— Садись.
По тону ясно, что разговор намечается серьезный. Мысленно перебираю свои провинности за последнюю неделю и не нахожу ничего такого, что заслужило бы выволочки.
Зачем он меня вызвал? И почему так зол?
Опускаюсь в кресло и смотрю на него снизу вверх, внимательно и кротко, как прилежная дочь. Его взгляд смягчается.
— Плохие новости. До Альвареса дошли слухи. Он расторг помолвку.
Закрываю глаза, вцепляюсь пальцами в подлокотники. Только не улыбнуться! Только не выдать облегчения и счастья! Надо срочно подумать о чем-нибудь грустном. Или гадком.
Об эпидемии холеры, что случилась в прошлом году.
А в груди все равно птицей трепещет и поет восторженная радость. Приговоренный преступник, уже готовый взойти на эшафот, но вдруг помилованный монаршим указом — вот кто смог бы меня понять.
— Ты создала нам огромные проблемы.
Я покаянно киваю.
Знаю.
— Надеюсь, ты хотя бы не понесла от этого мальчишки?
Невольно краснею. Моя дуэнья, вдова Скварчалупи, услышав подобный вопрос, упала бы обморок. Она всегда твердила мне, что такие темы не обсуждают с мужчинами. Даже с отцами.
Вспоминаю улыбку Лоренцо. Белозубая на смуглом лице, и черные глаза блестят.
Хотела бы я понести? Представляю себя с пищащим комочком на руках. Малыш, похожий на меня и на Лоренцо. Помять о моем коротком замужестве.
Должно быть, я — скверная женщина с холодным сердцем, но не могу сказать «да». Роды — это страшно. И разве я смогу быть матерью, когда сама еще ребенок?
— Нет, я не в тягости.
Уже несколько дней, как я точно знаю — та неловкая, стыдная ночь не принесла плодов. Пожалуй, так лучше для всех. С моего отца сталось бы приказать снести младенца в горы и там оставить.
— Я устроил тебе блестящую партию…
И правда, блестящую. Эрнесто Альваресу сейчас за пятьдесят, его дочь старше меня, а сам он славится буйным нравом и жестокостью.
Я не стала спорить, когда отец объявил о помолвке. Мне совсем не хотелось лишний час стоять на горохе. Но я решила, что это случится не раньше, чем замерзнут адские пустоши.
Знаю, это эгоизм. Знаю, мой долг дочери — подчиниться. И постараться стать Альваресу хорошей женой.
Все знаю.
Отец все же ловит тень улыбки на моем лице и начинает кричать. Я принимаю покаянный вид и снова думаю о Лоренцо. Вспоминаю, как он рисовал мой портрет. Каждый день, с девяти до одиннадцати, пока солнце не поднималось слишком высоко.
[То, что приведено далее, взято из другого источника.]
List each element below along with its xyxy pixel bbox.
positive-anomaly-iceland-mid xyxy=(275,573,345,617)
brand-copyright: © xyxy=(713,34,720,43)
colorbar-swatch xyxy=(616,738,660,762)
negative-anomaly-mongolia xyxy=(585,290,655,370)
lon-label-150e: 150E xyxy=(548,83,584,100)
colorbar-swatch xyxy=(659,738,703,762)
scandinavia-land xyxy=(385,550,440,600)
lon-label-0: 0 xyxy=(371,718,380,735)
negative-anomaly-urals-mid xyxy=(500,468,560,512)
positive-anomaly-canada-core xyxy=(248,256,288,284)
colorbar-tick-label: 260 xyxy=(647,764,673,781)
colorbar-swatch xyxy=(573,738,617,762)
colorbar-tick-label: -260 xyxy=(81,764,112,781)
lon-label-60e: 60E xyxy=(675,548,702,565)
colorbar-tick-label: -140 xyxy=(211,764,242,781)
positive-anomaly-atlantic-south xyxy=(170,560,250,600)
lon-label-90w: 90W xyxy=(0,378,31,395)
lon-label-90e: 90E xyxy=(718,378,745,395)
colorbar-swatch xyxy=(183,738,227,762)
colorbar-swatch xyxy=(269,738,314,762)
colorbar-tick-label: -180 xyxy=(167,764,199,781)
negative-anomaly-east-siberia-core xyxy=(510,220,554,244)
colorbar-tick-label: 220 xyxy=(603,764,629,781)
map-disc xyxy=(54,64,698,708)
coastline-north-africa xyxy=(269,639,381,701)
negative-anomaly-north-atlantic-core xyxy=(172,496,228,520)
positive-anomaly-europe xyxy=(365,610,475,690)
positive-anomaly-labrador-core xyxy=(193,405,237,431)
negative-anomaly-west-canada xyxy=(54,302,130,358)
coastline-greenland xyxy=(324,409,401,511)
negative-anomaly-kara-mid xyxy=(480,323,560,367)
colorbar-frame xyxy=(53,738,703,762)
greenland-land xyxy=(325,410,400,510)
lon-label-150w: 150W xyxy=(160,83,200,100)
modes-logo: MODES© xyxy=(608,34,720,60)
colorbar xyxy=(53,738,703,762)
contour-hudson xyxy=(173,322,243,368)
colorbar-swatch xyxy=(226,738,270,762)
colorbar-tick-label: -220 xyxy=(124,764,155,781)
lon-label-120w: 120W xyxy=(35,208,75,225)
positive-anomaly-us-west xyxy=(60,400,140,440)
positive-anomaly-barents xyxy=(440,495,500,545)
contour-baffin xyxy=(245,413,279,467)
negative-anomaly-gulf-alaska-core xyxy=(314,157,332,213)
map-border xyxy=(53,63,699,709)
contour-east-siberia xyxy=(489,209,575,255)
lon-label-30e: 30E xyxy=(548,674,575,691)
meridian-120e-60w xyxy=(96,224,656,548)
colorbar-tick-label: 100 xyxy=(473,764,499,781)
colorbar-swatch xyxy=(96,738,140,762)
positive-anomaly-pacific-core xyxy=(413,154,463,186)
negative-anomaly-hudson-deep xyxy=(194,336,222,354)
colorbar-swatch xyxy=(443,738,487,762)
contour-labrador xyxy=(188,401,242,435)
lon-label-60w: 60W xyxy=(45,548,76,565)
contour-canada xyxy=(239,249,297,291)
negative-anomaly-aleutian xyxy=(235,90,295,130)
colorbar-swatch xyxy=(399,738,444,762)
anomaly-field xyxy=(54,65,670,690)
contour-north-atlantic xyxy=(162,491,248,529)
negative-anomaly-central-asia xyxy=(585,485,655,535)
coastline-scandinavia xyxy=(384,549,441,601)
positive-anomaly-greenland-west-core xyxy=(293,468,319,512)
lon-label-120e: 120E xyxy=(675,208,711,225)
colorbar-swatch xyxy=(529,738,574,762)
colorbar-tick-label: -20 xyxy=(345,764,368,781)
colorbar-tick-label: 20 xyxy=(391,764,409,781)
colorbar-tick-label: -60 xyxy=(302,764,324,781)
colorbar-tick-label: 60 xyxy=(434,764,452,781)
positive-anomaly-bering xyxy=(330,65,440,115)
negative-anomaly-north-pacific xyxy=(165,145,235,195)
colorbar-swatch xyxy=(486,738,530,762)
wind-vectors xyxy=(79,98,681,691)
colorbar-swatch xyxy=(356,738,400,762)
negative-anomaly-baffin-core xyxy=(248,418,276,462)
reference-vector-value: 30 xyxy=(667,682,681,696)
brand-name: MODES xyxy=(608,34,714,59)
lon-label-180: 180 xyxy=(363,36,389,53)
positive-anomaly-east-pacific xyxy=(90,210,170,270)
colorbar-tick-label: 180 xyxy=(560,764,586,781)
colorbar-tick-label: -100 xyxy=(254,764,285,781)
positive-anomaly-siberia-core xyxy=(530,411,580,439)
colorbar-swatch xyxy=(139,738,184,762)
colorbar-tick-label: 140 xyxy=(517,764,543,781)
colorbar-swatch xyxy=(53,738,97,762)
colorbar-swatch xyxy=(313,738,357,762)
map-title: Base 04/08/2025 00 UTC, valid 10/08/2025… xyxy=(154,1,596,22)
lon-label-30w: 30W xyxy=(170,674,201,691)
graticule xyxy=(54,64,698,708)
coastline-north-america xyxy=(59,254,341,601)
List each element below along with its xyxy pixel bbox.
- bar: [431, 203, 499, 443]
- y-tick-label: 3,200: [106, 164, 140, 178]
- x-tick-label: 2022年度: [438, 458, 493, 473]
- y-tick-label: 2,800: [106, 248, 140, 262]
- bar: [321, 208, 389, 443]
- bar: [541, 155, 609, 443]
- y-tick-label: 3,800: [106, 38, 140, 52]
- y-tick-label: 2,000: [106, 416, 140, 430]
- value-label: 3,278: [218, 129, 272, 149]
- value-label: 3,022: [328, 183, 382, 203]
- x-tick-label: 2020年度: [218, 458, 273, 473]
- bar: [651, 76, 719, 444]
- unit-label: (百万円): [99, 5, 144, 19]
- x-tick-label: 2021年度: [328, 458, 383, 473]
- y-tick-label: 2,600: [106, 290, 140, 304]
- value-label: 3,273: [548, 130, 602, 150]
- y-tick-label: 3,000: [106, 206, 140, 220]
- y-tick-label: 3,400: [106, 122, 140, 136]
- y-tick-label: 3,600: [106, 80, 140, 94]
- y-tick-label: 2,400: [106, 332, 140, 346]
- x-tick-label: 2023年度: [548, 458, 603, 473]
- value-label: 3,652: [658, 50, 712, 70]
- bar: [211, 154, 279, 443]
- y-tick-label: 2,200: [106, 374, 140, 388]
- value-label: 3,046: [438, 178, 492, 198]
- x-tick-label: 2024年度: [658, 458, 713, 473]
Моя дуэнья — вдова Скварчалупи сидела в углу с вышиванием, а он смотрел на меня и улыбался. И я улыбалась в ответ, казалось, происходит что-то особенное, чего никогда не было в моей жизни. Вспоминаю тайные поцелуи, случайные соприкосновения рук во время обрядов в храме, записки. И как он ночью — безумец — дерзнул пробраться на балкон моей комнаты, чтобы сделать признание. Словно знал, что меня притягивают безумства и дерзости.
Помню, его голос дрожал, когда он шептал “Я люблю вас, сеньорита Франческа. Я отдам за вас жизнь”.
Вчера я говорила с матерью Лоренцо. Пыталась рассказать ей, как погиб ее сын. Умер за меня. Совсем, как клялся когда-то.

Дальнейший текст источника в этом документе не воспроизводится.